The Sunday Times: Ultimatum for Shell chief after oil reserves bombshell
John Waples and Lucinda Kemeny
January 11, 2004
THE chairman of Shell, Sir Philip Watts, has four weeks to save his career or face being ejected by angry investors in the Anglo-Dutch oil giant.
Shell’s big shareholders were stunned on Friday after a shock announcement that the group was cutting estimates of its proven reserves at its giant gasfield in Australia and onshore Nigerian operations by 20%.
The shares fell 7.5% after it said 3.9m barrels of oil and gas — seen as a key measure of its prospects — would have to be reclassified. The reserves had been booked between 1996 and 2002, but there is now no guarantee they can all be produced.
Further reclassifications may be made as Shell extends its review of reserves.
Investors were incensed when Watts and his finance director, Judy Boynton, refused to take part in a conference call, leaving it to their investor- relations team.
Goldman Sachs said the affair raised “significant concerns with respect to the credibility of the company’s underlying operational performance”.

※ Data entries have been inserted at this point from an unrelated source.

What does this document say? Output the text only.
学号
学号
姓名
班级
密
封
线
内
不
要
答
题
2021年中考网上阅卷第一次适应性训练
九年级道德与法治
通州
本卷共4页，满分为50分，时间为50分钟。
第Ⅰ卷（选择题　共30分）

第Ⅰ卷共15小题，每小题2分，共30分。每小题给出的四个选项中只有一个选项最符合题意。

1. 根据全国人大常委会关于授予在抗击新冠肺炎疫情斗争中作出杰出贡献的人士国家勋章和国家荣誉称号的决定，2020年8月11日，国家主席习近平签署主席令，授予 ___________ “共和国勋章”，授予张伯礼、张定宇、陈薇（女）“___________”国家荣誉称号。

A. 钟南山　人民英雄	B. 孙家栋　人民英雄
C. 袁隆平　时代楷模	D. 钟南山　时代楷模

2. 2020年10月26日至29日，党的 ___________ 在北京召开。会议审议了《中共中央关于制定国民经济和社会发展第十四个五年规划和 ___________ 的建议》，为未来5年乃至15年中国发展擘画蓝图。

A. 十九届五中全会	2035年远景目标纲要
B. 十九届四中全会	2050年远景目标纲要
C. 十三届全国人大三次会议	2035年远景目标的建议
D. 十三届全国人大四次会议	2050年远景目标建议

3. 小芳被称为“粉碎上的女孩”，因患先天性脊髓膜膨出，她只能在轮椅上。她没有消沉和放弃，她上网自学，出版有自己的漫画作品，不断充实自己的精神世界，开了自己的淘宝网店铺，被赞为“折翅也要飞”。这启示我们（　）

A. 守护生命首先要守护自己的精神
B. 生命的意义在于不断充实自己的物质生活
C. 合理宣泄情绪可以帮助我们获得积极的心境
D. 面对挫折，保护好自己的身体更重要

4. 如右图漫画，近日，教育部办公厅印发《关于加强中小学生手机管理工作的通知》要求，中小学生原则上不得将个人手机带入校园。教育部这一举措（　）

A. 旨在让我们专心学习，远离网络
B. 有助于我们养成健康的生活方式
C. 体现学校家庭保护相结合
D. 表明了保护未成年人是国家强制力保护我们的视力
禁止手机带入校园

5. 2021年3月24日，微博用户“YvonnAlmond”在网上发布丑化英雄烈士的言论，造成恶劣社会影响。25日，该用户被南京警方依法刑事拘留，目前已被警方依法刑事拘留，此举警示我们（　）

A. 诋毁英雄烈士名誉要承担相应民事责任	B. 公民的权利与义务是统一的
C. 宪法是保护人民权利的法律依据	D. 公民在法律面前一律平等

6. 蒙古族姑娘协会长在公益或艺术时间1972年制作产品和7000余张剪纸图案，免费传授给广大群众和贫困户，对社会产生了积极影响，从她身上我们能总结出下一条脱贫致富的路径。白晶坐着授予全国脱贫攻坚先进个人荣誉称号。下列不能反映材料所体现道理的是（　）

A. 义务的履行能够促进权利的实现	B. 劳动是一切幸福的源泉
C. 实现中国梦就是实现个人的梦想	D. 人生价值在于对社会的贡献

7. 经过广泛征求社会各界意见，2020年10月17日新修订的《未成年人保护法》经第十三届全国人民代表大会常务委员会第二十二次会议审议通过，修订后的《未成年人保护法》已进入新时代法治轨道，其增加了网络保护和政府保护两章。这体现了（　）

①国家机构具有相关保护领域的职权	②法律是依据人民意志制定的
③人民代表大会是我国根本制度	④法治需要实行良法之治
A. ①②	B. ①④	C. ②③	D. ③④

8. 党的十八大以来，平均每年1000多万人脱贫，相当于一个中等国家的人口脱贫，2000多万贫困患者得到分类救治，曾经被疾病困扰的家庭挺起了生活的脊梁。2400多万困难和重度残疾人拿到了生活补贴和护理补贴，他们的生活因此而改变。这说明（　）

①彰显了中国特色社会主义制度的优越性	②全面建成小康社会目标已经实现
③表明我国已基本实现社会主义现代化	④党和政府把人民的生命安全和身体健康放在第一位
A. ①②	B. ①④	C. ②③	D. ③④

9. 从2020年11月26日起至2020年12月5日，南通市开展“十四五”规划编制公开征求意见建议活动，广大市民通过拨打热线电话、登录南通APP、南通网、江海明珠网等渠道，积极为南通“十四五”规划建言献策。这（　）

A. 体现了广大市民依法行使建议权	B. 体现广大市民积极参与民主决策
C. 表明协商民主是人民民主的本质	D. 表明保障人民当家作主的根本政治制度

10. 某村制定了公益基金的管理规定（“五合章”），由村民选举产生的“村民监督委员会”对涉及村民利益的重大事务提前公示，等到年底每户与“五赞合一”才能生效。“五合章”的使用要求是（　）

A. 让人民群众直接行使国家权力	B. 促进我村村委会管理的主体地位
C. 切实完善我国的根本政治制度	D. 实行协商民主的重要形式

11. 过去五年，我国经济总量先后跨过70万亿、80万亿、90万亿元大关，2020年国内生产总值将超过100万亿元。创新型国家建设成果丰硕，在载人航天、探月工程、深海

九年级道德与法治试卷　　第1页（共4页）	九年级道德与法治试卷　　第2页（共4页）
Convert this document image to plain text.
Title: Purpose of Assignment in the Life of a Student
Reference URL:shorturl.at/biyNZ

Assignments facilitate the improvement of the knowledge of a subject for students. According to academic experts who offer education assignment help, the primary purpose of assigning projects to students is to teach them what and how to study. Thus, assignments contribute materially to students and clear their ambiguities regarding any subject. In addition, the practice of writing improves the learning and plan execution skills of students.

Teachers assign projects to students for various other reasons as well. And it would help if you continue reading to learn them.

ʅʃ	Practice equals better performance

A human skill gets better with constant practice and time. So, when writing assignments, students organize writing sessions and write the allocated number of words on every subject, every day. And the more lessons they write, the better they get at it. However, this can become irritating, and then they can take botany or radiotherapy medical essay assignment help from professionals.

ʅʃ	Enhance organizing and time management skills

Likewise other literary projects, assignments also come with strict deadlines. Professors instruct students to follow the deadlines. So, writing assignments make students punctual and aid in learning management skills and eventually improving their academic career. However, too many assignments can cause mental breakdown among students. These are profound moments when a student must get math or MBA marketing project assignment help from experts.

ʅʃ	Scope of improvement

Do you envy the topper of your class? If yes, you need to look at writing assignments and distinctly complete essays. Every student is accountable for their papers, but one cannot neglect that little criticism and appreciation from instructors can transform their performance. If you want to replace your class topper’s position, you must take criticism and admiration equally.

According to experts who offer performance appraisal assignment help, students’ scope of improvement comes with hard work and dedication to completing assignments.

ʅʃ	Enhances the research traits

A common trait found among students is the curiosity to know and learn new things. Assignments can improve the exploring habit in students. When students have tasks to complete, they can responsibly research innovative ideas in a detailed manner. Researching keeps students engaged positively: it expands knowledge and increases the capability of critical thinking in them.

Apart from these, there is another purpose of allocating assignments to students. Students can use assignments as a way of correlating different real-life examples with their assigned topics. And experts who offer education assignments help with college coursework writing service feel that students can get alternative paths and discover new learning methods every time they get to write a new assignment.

One source close to the company said it was now “make or break time for Watts”. He added: “He has until February 5 when the group publishes its year-end figures to pull a rabbit out of the hat and show he is in charge, otherwise investors will be clamouring for change.”
Watts, 59 this year, may now be asked to stand down early from his position as chairman of the committee of Shell’s managing directors. During 2002 he took home £1.79m, of which £874,000 was performance- related.
Insiders said that there were two internal candidates who had been marked out as chief-executive material. The favourite is Walter van der Vijver, chief executive of exploration and production, the group’s most important division.
Van der Vijver has been leading Shell’s push into Russia. Last year he spent time travelling back and forth to meet President Vladimir Putin, whose government was threatening to remove one of Shell’s exploration licences. Instead, the company has agreed with its partners to plough $10 billion into developing the Sakhalin project and a further $1 billion into the Salym field in Siberia.
In a recent interview with The Sunday Times, he said that Russia was one of several “heartlands” where Shell was going to concentrate its firepower. Others are Nigeria, Oman and the Far East.
The other candidate who could take over from Watts is Malcolm Brinded, chief executive of Shell Gas & Power. His chances may be smaller because if he got the job he would be the third Briton in a row to head the company, which employs 115,000 and operates in 145 countries. Watts, who joined 34 years ago as a seismologist, could still salvage his reputation, but some fund managers privately concede that he has a monumental task. One option is to launch another cost-cutting initiative. Another is to renew overtures to acquire BG, the oil and gas group, but only on the right terms. BG is capitalised at £9.7 billion and it would be a big deal to pull off.
Shell is no stranger to unexpected news. But the real concern lies with the communications style of the company.